In summary, the Ministry of Petroleum and Energy committed two mistakes: First, they awarded a license too quickly.
Then, when it turned out that the concession was not valid, they did not get the finger out.
That the judgment went against the state came as a shock to established Norway.
The ministry talks about the need to collect more knowledge and points out that the Supreme Court did not say that the windmills should be demolished.
But pointing out that the Supreme Court did not require the mills to be demolished is a prosecutor’s trick. The Supreme Court never says anything about what is outside the subject of the case.
It is also said that the reindeer herding Sami lost the case in the Court of Appeal. But it is not so surprising. It is the Supreme Court that has the position to challenge the power. We are talking about a radical and dramatic judgment that does not end in the lower instances.
Compensation can in some cases resolve such disputes. It has happened several times before.
But if it is the survival of Sami culture that is being fought for, it is more difficult.
Reindrift Samer says there are no other grazing areas on Fosen that can be offered. There has been talk of transporting reindeer by boat across the fjord. But then the culture disappears from Fosen.
The Court of Appeal thought that compensation could be given to the reindeer herders so that they can buy winter fodder.
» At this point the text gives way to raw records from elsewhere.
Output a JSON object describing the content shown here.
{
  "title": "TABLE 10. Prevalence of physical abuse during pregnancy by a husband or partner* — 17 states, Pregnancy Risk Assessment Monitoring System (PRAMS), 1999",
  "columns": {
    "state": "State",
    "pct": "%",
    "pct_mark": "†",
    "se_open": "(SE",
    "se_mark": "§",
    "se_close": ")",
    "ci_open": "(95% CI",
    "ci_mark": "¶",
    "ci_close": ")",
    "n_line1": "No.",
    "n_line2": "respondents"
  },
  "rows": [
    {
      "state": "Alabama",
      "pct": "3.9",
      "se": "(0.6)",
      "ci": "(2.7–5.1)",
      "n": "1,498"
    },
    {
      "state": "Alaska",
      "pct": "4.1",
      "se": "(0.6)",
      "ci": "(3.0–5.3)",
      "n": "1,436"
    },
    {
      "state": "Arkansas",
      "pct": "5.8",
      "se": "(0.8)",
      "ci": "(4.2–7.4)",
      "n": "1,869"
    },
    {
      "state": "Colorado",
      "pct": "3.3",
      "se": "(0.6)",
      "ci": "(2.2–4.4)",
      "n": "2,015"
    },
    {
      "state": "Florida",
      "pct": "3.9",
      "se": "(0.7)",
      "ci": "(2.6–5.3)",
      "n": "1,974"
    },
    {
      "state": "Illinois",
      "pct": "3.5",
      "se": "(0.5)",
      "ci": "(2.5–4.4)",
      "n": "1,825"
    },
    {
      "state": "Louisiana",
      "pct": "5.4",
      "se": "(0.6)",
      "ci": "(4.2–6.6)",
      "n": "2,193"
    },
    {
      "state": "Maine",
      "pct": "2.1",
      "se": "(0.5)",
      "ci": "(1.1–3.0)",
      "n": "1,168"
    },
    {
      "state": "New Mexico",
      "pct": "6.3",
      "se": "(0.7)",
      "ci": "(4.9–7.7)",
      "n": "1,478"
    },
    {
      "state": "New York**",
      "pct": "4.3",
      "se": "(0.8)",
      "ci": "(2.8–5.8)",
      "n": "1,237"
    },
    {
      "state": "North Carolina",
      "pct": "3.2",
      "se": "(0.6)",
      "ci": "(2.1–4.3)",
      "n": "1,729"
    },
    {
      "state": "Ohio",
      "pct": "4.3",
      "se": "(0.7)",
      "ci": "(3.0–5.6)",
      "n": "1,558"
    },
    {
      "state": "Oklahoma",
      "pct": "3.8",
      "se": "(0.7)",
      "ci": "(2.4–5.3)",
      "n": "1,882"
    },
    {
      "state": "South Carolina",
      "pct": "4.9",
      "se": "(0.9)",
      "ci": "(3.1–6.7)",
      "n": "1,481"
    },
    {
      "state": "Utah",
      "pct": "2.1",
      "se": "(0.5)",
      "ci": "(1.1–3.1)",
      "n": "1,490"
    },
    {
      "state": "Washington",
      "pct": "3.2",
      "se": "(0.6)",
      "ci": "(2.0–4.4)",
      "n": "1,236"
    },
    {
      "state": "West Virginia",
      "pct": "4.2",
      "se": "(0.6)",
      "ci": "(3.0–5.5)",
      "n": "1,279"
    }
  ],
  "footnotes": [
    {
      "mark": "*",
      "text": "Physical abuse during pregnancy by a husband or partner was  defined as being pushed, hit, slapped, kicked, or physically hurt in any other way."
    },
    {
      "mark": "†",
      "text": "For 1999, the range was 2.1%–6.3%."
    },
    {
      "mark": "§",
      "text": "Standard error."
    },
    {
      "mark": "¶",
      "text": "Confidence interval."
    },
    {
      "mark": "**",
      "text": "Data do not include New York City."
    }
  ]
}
But then you no longer engage in Sami reindeer husbandry, which was what you were supposed to preserve.
The government is clear that they want the windmills to remain standing. They want “mitigation measures” that make it possible to continue reindeer husbandry. So either money or replacement grazing.
And there is undoubtedly a lot that is stupid about demolishing the mills.
Huge values are lost. And the state has to pay large sums of compensation to the developer, who put up the wind turbines in good faith, with the state’s permission.
Norway is also in the middle of a power crisis. Valuable green power that we need will disappear. Which results in higher electricity prices.
What should the government do?
When you have a Supreme Court judgment against you, you may need to do something that is clearly visible, before it has become as locked in as this.
Perhaps the authorities could quickly after the verdict withdraw the license and stop the operation.
They could then try to find a solution that did not necessarily have to end in demolition.
It would signal that they took the judgment seriously.
But now this has become so deadlocked that a solution seems more distant than ever.